Cosas (mías)

Ayer le regalé a L. No es país para viejos, de Cormac McCarthy. Hace unas semanas, compramos, no sin ciertos problemas que en su momento pensé en relatarles, cinco libros, que no voy a citarles aquí. La estantería de mi (ex) habitación de la casa paterna está llena de libros que compré en su momento y que no he siquiera abierto más que para firmarlos; ya saben, esa manía por la acaparación de bienes personales. Hace ya unos meses, L. trajo consigo un buen puñado de libros cuando vino a vivir conmigo (y viceversa).

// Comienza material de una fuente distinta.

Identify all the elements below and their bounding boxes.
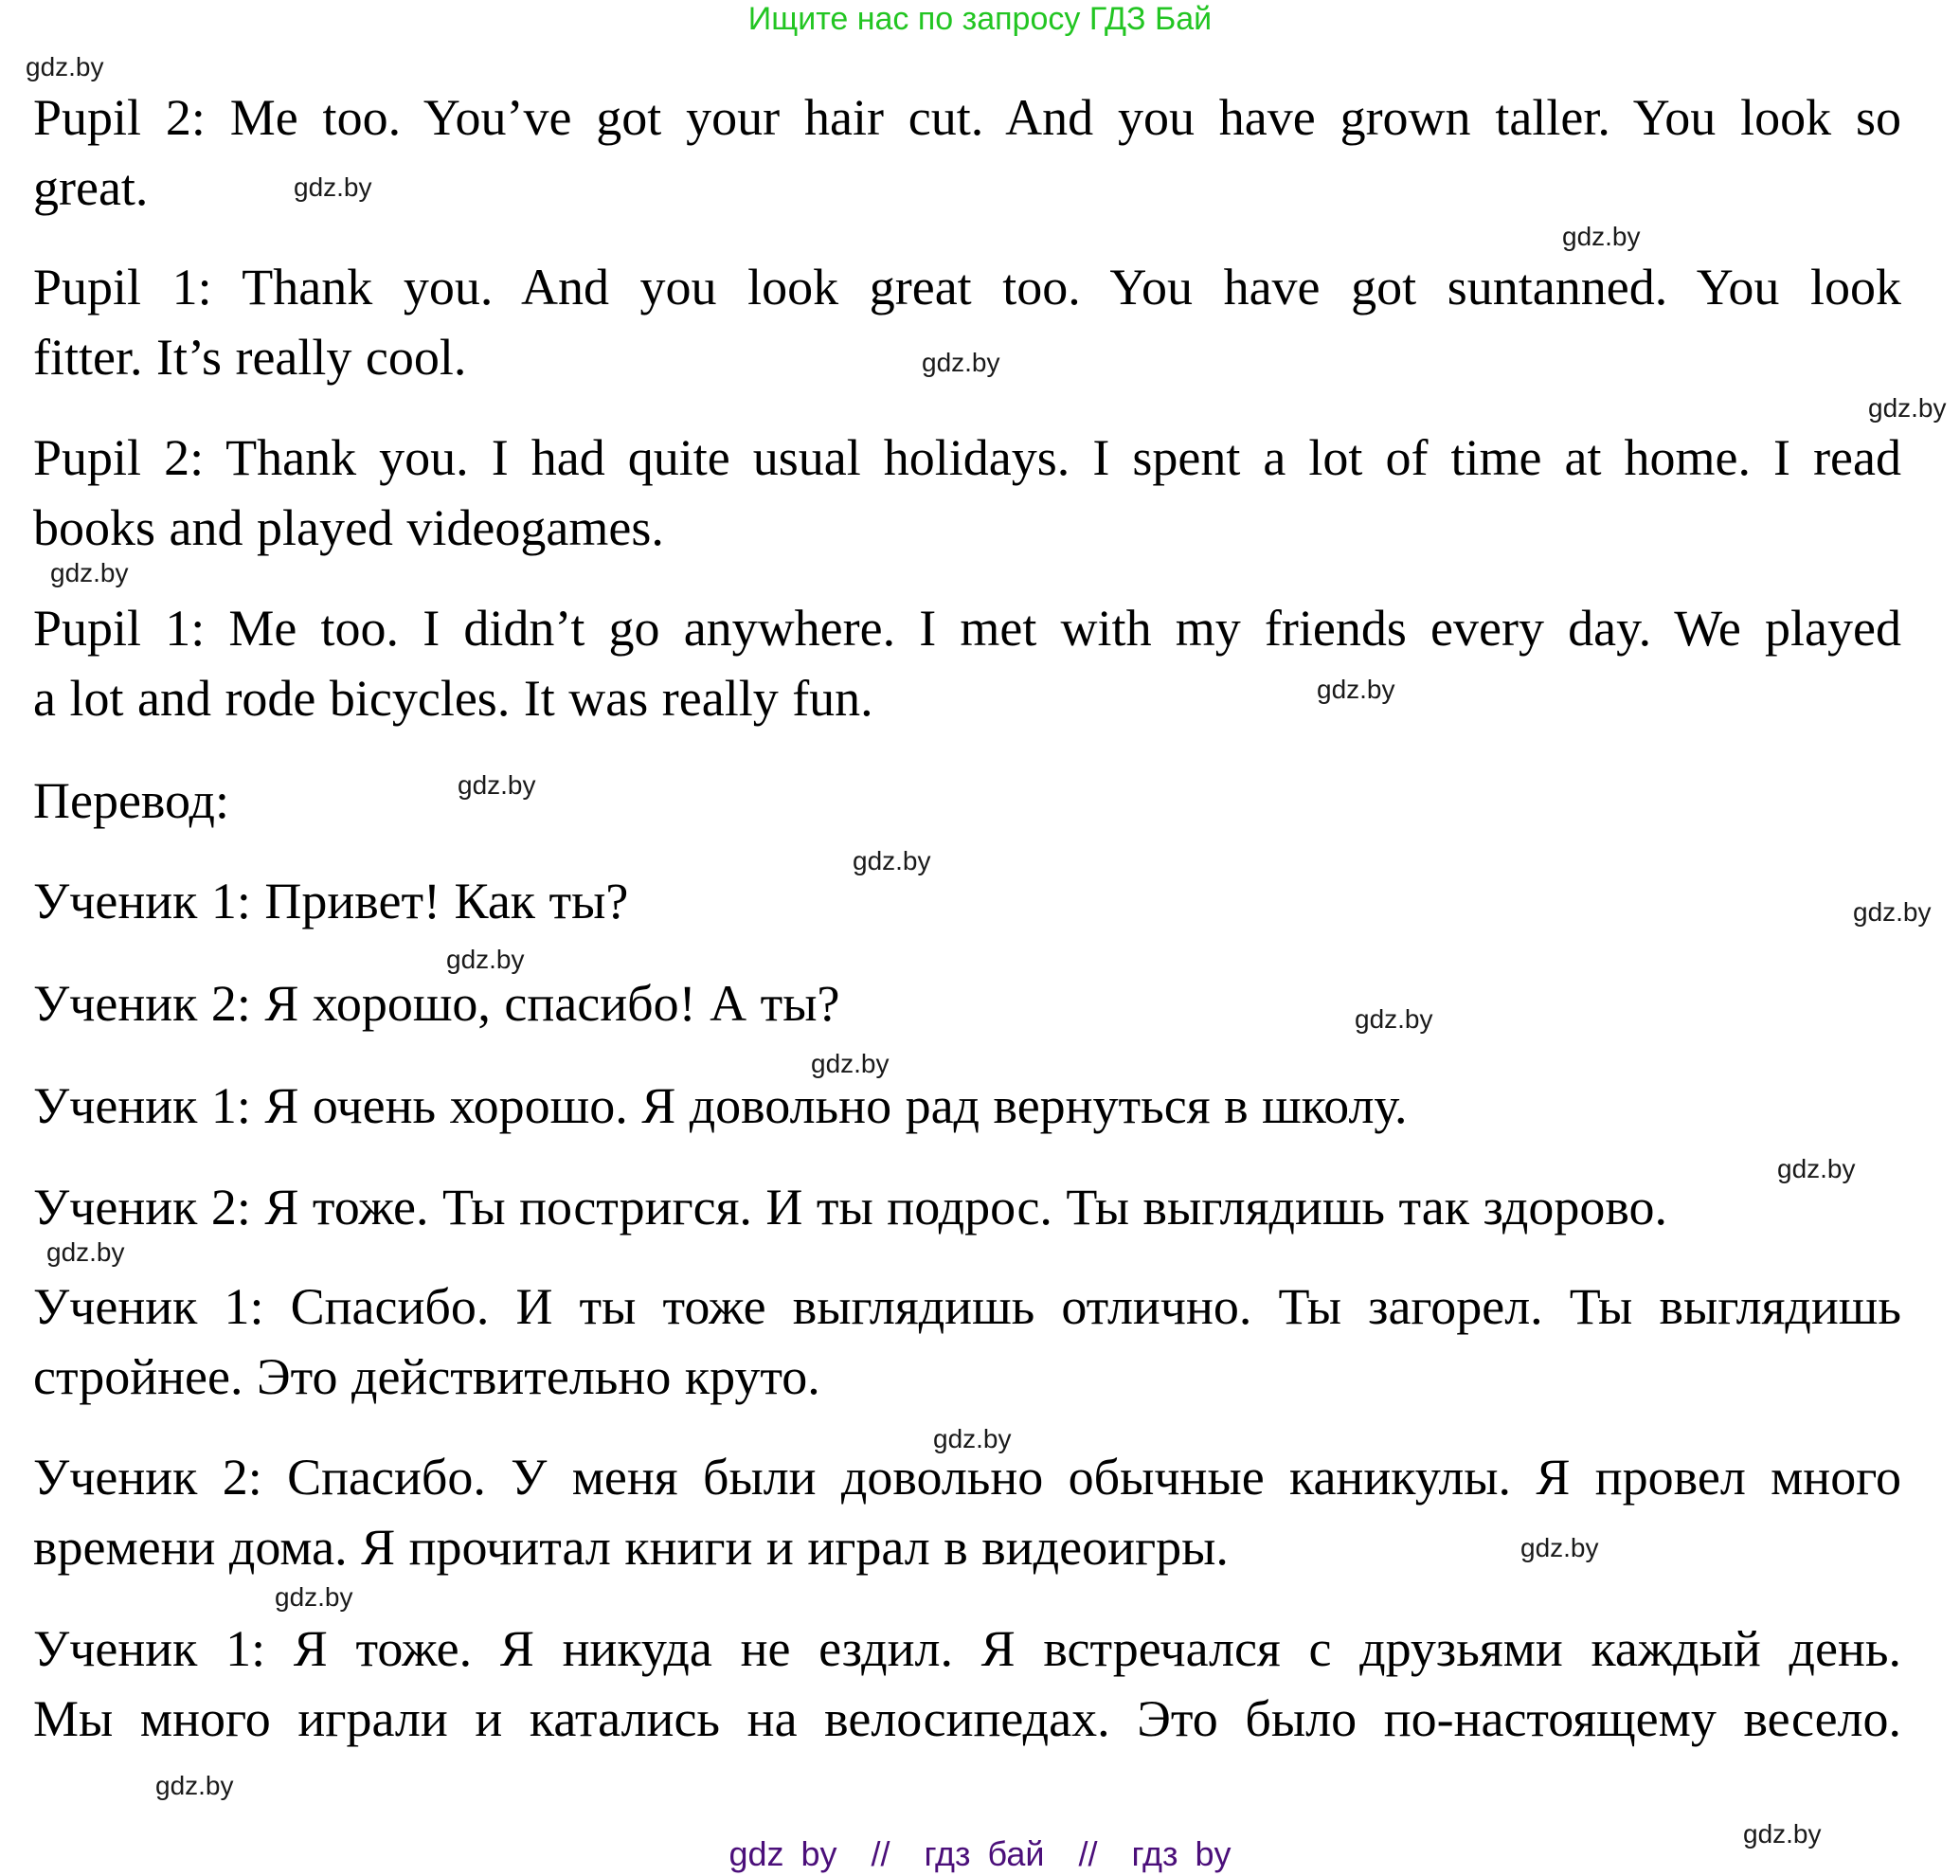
watermark: gdz.by (1777, 1154, 1856, 1183)
watermark: gdz.by (294, 172, 372, 202)
watermark: gdz.by (155, 1771, 234, 1800)
dialogue-line: books and played videogames. (33, 499, 664, 556)
dialogue-ru-6 (33, 1442, 1901, 1582)
watermark: gdz.by (1562, 222, 1641, 251)
dialogue-line: Pupil 2: Thank you. I had quite usual holidays. I spent a lot of time at home. I read (33, 429, 1901, 486)
dialogue-line: fitter. It’s really cool. (33, 329, 467, 386)
translation-heading (33, 766, 1901, 836)
watermark: gdz.by (853, 846, 931, 875)
dialogue-ru-1 (33, 866, 1901, 936)
translation-heading-text: Перевод: (33, 772, 229, 829)
watermark: gdz.by (275, 1582, 353, 1612)
dialogue-line: Ученик 1: Привет! Как ты? (33, 873, 629, 929)
watermark: gdz.by (1743, 1819, 1822, 1849)
dialogue-line: Ученик 2: Я тоже. Ты постригся. И ты подрос. Ты выглядишь так здорово. (33, 1179, 1667, 1236)
dialogue-line: времени дома. Я прочитал книги и играл в видеоигры. (33, 1519, 1229, 1576)
dialogue-line: a lot and rode bicycles. It was really fun. (33, 670, 873, 727)
watermark: gdz.by (922, 348, 1000, 377)
dialogue-ru-5 (33, 1272, 1901, 1412)
watermark: gdz.by (446, 945, 525, 974)
dialogue-line: Pupil 1: Me too. I didn’t go anywhere. I met with my friends every day. We played (33, 600, 1901, 657)
dialogue-line: Мы много играли и катались на велосипедах. Это было по-настоящему весело. (33, 1690, 1901, 1747)
watermark: gdz.by (458, 770, 536, 800)
dialogue-line: Ученик 1: Спасибо. И ты тоже выглядишь отлично. Ты загорел. Ты выглядишь (33, 1278, 1901, 1335)
watermark: gdz.by (1355, 1004, 1433, 1034)
watermark: gdz.by (811, 1049, 890, 1078)
watermark: gdz.by (1520, 1533, 1599, 1562)
dialogue-ru-3 (33, 1071, 1901, 1141)
dialogue-line: Ученик 1: Я тоже. Я никуда не ездил. Я встречался с друзьями каждый день. (33, 1620, 1901, 1677)
dialogue-line: great. (33, 159, 149, 216)
dialogue-line: Pupil 1: Thank you. And you look great too. You have got suntanned. You look (33, 259, 1901, 316)
dialogue-en-4 (33, 593, 1901, 733)
watermark: gdz.by (1868, 393, 1947, 423)
dialogue-line: Pupil 2: Me too. You’ve got your hair cut. And you have grown taller. You look so (33, 89, 1901, 146)
watermark: gdz.by (26, 52, 104, 81)
watermark: gdz.by (46, 1237, 125, 1267)
watermark: gdz.by (50, 558, 129, 587)
dialogue-line: Ученик 2: Я хорошо, спасибо! А ты? (33, 975, 840, 1032)
dialogue-ru-2 (33, 968, 1901, 1038)
dialogue-line: Ученик 2: Спасибо. У меня были довольно обычные каникулы. Я провел много (33, 1449, 1901, 1506)
watermark: gdz.by (933, 1424, 1012, 1453)
watermark: gdz.by (1317, 675, 1395, 704)
dialogue-ru-7 (33, 1614, 1901, 1754)
dialogue-en-3 (33, 423, 1901, 563)
footer-site-links: gdz by // гдз бай // гдз by (728, 1834, 1232, 1873)
dialogue-line: Ученик 1: Я очень хорошо. Я довольно рад вернуться в школу. (33, 1077, 1408, 1134)
dialogue-line: стройнее. Это действительно круто. (33, 1348, 820, 1405)
watermark: gdz.by (1853, 897, 1932, 927)
search-hint-banner: Ищите нас по запросу ГДЗ Бай (747, 1, 1213, 37)
dialogue-ru-4 (33, 1172, 1901, 1242)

A pesar del evidente superávit de material literario, hace mucho que no leo un libro de principio a fin, y al menos seis meses, esto sí, sin duda, que no comienzo uno, aunque es posible que me esté olvidando de alguno, no lo sé. Podría aducir multitud de razones. Les diría que es porque, como decía Nietzsche, me contaminan («¿Permitiré que un pensamiento extraño escale secretamente la pared?» [Ecce homo]), o que quizá sea porque no dispongo de demasiado tiempo y prefiero dedicarlo a otras cosas. Pero en realidad, he de confesarles que la razón es que hace tiempo que perdí el interés en lo que otros dicen y cómo lo dicen. Ya ven, soy así de especial.

Y lo peor es que no sé si eso es bueno, malo, o ninguna de las dos cosas. Supongo que siempre me quedarán los blogs.